Sería bastante inútil tratar de encontrar en la prensa de los años treinta discusiones políticas acerca del sentido de la Gloriosa, la revolución liberal de 1868, o sobre cualquiera de los episodios de nuestra convulsa historia decimonónica. Esta sucinta contabilidad cronológica sirve admirablemente para subrayar el absurdo de que un acontecimiento que se inició hace hoy setenta y cinco años, doce años más que los que median entre la Gloriosa y la proclamación de la II República, haya seguido siendo objeto de disputas políticas. Algunos no han aprendido la profunda verdad de las afirmaciones de Luis Araquistain, figura determinante en la historia del socialismo español, cuando en 1958, poco antes de morir en el exilio, dijo que los españoles habían necesitado cuatro guerras civiles para darse cuenta de que resultaban inútiles.
Setenta y cinco años después, la guerra civil española debería ser una poderosa razón, como lo fue en la Transición, para fortalecer la concordia entre los españoles, más allá de cualesquiera discrepancias, y, entre otras, de las disputas entre historiadores acerca de los orígenes, las etapas, las causas y los significados de cada una de las complejas circunstancias que se entrelazaron en un larguísimo y cruel conflicto. Es falso, sencillamente, que en la Transición hubiera voluntad de olvidar lo ocurrido, lo que hubo, y ese fue su mayor acierto, fue una voluntad general de no repetirlo, la certeza de que los españoles merecíamos la paz, la libertad y el progreso más allá de lo que pudieran haber hecho nuestros padres o nuestros abuelos décadas atrás. Es falso, por tanto, que no se pudiese hablar sobre la guerra, sobre la república o sobre la dictadura de Franco. Eso es justamente lo que se ha hecho, hablar con entera libertad y largueza, pero sin reiniciar la contienda y, en consecuencia, pocos acontecimientos han obtenido mayores atenciones de los historiadores de todas las tendencias, españoles y extranjeros, que lo ocurrido entre 1936 y 1939. Un testimonio absolutamente incontestable de esa abundancia de fuentes y de relatos es que, a día de hoy, si se busca “guerra civil española” en Internet se obtienen más de tres millones de resultados en menos de dos décimas de segundo.

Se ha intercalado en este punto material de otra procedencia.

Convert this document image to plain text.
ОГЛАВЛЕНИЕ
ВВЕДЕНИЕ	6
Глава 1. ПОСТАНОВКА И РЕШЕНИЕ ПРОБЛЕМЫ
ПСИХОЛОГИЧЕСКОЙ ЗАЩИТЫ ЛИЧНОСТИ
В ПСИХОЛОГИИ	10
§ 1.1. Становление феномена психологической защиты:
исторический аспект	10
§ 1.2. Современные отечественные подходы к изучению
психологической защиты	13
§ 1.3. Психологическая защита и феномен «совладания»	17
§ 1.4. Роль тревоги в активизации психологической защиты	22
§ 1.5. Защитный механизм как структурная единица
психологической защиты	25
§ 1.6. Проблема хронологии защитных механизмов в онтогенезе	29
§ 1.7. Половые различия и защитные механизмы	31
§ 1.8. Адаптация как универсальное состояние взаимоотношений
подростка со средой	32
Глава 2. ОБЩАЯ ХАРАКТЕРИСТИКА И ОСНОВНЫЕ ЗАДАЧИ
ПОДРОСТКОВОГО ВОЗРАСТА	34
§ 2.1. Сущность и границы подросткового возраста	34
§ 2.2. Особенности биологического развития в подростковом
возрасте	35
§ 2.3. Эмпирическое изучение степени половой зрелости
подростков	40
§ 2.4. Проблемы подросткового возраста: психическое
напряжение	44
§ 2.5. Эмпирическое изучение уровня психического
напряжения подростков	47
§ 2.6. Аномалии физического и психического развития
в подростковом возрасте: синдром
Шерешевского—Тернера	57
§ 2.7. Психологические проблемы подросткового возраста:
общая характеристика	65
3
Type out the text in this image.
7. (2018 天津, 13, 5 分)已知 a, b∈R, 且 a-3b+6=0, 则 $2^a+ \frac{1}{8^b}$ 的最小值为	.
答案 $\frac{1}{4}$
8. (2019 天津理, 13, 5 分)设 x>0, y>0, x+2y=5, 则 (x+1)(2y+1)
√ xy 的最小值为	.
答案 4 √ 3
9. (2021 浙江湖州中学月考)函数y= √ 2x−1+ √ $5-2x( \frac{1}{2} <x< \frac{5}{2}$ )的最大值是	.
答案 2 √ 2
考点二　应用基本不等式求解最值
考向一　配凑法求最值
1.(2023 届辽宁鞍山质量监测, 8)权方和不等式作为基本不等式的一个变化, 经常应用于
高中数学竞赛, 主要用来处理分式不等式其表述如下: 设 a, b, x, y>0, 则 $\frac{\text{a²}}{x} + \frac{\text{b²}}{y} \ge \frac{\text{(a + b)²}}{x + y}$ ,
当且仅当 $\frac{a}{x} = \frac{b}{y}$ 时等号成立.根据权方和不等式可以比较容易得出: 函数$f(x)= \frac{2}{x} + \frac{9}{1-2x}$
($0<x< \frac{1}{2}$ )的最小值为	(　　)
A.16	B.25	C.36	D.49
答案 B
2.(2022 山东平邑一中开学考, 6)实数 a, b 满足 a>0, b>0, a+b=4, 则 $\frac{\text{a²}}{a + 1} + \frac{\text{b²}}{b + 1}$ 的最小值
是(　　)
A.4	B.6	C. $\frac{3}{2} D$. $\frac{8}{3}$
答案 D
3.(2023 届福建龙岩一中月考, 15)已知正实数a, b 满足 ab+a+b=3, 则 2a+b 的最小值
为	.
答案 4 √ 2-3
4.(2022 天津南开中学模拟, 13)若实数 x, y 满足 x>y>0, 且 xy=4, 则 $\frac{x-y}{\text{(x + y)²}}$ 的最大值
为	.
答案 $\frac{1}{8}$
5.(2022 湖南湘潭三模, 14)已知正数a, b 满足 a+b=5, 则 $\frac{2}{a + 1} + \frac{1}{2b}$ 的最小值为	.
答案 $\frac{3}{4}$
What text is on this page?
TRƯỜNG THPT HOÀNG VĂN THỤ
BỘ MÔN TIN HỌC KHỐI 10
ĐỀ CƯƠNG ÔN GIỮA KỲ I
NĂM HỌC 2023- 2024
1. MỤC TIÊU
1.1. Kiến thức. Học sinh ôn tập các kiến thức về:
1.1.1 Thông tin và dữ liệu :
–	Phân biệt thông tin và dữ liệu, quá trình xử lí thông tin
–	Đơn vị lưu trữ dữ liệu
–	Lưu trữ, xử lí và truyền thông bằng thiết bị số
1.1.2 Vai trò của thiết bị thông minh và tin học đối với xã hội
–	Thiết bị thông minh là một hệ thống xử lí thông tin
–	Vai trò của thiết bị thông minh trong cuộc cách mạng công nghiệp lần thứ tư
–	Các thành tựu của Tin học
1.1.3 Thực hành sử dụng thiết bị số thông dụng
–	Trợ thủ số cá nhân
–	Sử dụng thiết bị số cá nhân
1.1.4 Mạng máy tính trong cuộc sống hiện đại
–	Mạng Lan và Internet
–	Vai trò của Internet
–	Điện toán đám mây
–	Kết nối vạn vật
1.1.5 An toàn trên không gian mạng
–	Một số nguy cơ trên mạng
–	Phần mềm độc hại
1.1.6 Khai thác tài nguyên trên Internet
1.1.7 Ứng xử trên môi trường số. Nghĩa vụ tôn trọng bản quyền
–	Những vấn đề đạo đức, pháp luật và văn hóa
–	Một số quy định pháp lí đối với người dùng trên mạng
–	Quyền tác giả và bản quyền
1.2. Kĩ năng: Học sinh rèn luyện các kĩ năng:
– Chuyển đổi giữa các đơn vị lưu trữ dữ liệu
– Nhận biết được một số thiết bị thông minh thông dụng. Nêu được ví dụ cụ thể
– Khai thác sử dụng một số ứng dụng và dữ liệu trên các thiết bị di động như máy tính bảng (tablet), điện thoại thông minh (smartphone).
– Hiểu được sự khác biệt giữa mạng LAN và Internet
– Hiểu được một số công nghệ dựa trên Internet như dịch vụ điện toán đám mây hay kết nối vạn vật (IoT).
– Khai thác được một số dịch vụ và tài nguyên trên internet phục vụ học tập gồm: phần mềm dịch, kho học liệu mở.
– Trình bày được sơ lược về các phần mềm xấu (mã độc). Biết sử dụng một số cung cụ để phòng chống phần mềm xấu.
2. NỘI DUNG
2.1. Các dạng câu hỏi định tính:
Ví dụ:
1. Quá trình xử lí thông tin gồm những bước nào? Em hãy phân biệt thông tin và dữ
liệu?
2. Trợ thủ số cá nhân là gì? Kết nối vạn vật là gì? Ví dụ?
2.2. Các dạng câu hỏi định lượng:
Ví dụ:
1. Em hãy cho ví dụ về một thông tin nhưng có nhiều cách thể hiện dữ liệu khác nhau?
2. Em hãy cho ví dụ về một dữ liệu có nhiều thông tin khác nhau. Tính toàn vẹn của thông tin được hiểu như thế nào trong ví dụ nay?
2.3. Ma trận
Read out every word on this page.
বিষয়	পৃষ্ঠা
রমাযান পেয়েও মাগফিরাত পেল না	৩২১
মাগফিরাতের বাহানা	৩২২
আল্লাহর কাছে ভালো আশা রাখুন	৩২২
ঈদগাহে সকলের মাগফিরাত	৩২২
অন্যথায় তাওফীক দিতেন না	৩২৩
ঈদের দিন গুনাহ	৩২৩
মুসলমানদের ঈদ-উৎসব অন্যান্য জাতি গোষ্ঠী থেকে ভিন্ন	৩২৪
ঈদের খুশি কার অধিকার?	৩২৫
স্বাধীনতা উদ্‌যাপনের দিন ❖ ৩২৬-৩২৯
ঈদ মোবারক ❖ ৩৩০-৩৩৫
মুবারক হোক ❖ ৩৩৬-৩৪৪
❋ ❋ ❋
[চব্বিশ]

Son pocas las cosas de la guerra que permanezcan en penumbra o que ignoren los historiadores, precisamente porque el foco que se ha puesto en este asunto ha sido de una enorme potencia intelectual, y los resultados, y las controversias, están ya, felizmente, a disposición de cualquiera que quiera acercarse a estos asuntos con el ánimo de comprender.
El 18 de julio no es día de conmemoración entre españoles, desde hace ya décadas. Es, desde luego, una fecha muy señalada de nuestra historia, pero no debería ser de disputa civil. Por esta razón resulta realmente hiriente y espectacularmente sectario que este Gobierno que, afortunadamente, se acerca a toda prisa a un ocaso irreversible, haya gastado su energías y nuestro dinero en reintroducir lo peor de nuestro pasado en la agenda política, en reactivar una absurda memoria histórica, una expresión que como ha señalado Gustavo Bueno es, además, una contradicción en los términos, con el indisimulado propósito de arrimar adhesiones a su bando y en contra del supuesto bando de los supuestos herederos de los supuestos golpistas. Mucha suposición sin mayor fundamento, mucho aventurerismo político, y muchas ganas de repartir dineros a espuertas entre los amigos de la secta zapateril, aunque sea a riesgo de irritar innecesariamente a unos y a otros. Para desgracia de todos, la guerra fue algo más, y algo más complejo, que un mero putsch de militares poco atentos a la disciplina debida. Ese intento de rehacer una historia ad usum delphini es, además de una estupidez, una muestra realmente insuperable de vileza política, de mala intención. En este punto, Zapatero y sus secuaces han llevado al PSOE a asumir unas posiciones que no es extraño que susciten escasa simpatía entre sus propios militantes que, como el resto de los españoles, quieren vivir en paz y en libertad, mirando al futuro y sin sentirnos vinculados por los errores y los crímenes que hayan podido cometer los antepasados de cada cual. Es seguro que los más sensatos de entre los dirigentes socialistas han entendido ya el mensaje y saben que esa es un senda por la que no hay que seguir y que de continuarse, no llevaría a nada bueno. Contrasta esta actitud irresponsable con la de la mayoría de los supervivientes de aquel enorme desastre. Nuestro pasado merece estudio y piedad, no necedad y sectarismo.